For the 0.10.4 release, I worked on upgrading the existing orphan check to take functional dependencies into account. Before we get into what this means we will need some setup/definitions.

Setup/Definitions

The root of a type is the top level constructor, for example the root of Array Int is Array.

Functional dependencies are relationships between type class arguments which encode that some arguments can be determined by sets of other arguments. See here for more information.

A covering set is a minimal configuration of type class arguments which, via functional dependencies determining all other arguments, would allow the selection of an instance. For a given type class with functional dependencies there are potentially many different covering sets.

Problem

For a given constraint, when searching for type class instances, the PureScript compiler looks at the constraint’s supplied arguments. It finds which modules the root types are defined in and searches those, plus the type-class’s module, for suitable instances. The orphan instance check is about detecting if an instance is defined in a module that the compiler wouldn’t know to look in.

Simple Example

Consider the following type class defined in purescript-newtype (skipping the methods):

class Newtype t a | t -> a

The functional dependency describes that if argument t is known, then selecting an instance will determine a. That is, we only need to know t for instance selection.

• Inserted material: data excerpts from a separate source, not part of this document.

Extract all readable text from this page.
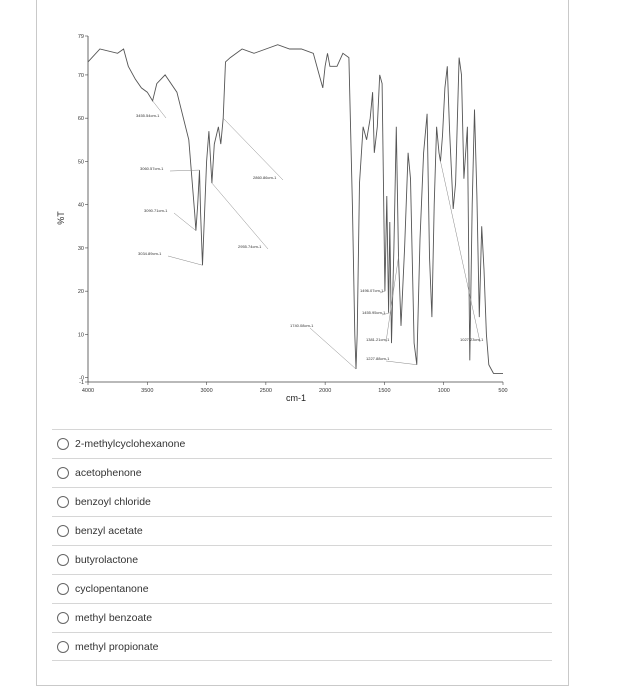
%T
cm-1
79
70
60
50
40
30
20
10
-0
-1
4000	3500	3000	2500	2000	1500	1000	500
3455.54cm-1
3060.57cm-1
3090.71cm-1
3034.89cm-1
2860.86cm-1
2955.74cm-1
1740.08cm-1
1496.07cm-1
1455.95cm-1
1381.21cm-1
1227.88cm-1
1027.23cm-1
2-methylcyclohexanone
acetophenone
benzoyl chloride
benzyl acetate
butyrolactone
cyclopentanone
methyl benzoate
methyl propionate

As a consequence of this, it means we can only define an instance in either the same module as the type class, or the same module that the type supplied for t is defined in. If the root of a is defined in a module that differs from t or the type class, then we can’t define the instance there - because we don’t necessarily know what a is when instance searching.

The covering sets in this case are: { { t } }

More Interesting Example

For the type class:

class Foo l r o | l r -> o

The covering sets are: { { l, r } }

This functional dependency is describing that we need to know both l and rto find an instance. That is, l and r together determine o.

This means that for an instance to not be an orphan, it must either:

  • be defined with the type class
  • or be defined in either the same module as l, or the same module as r - therefore the root types of l and r don’t have to be defined in the same module

The set of modules we can look in is bigger because there are more arguments we need to know before instance selecting.

More Complicated Example

For this type class:

class Bar l r | l -> r, r -> l

The covering sets here are: { { l }, { r } }

The arguments l and r both determine each other. Thus for instance selection we either need to know a root type for l or a root type for r.

This means that for an instance to not be an orphan, it must either:

  • be defined with the type class - there aren’t restrictions on the modules of l and r
  • or be defined in the both the same module as l and the same module as r - therefore the root types of l and r must be defined in the same module

The set of modules we can look in is smaller because there are different sets of arguments we could use to find an instance.

Conclusion

We could come up with even more complicated relationships of type class arguments and produce multiple covering sets with multiple arguments in each. But the idea is that we intersect the modules for each covering set together (plus the module of the type class) to find the set of modules that the instance is allowed to be defined in.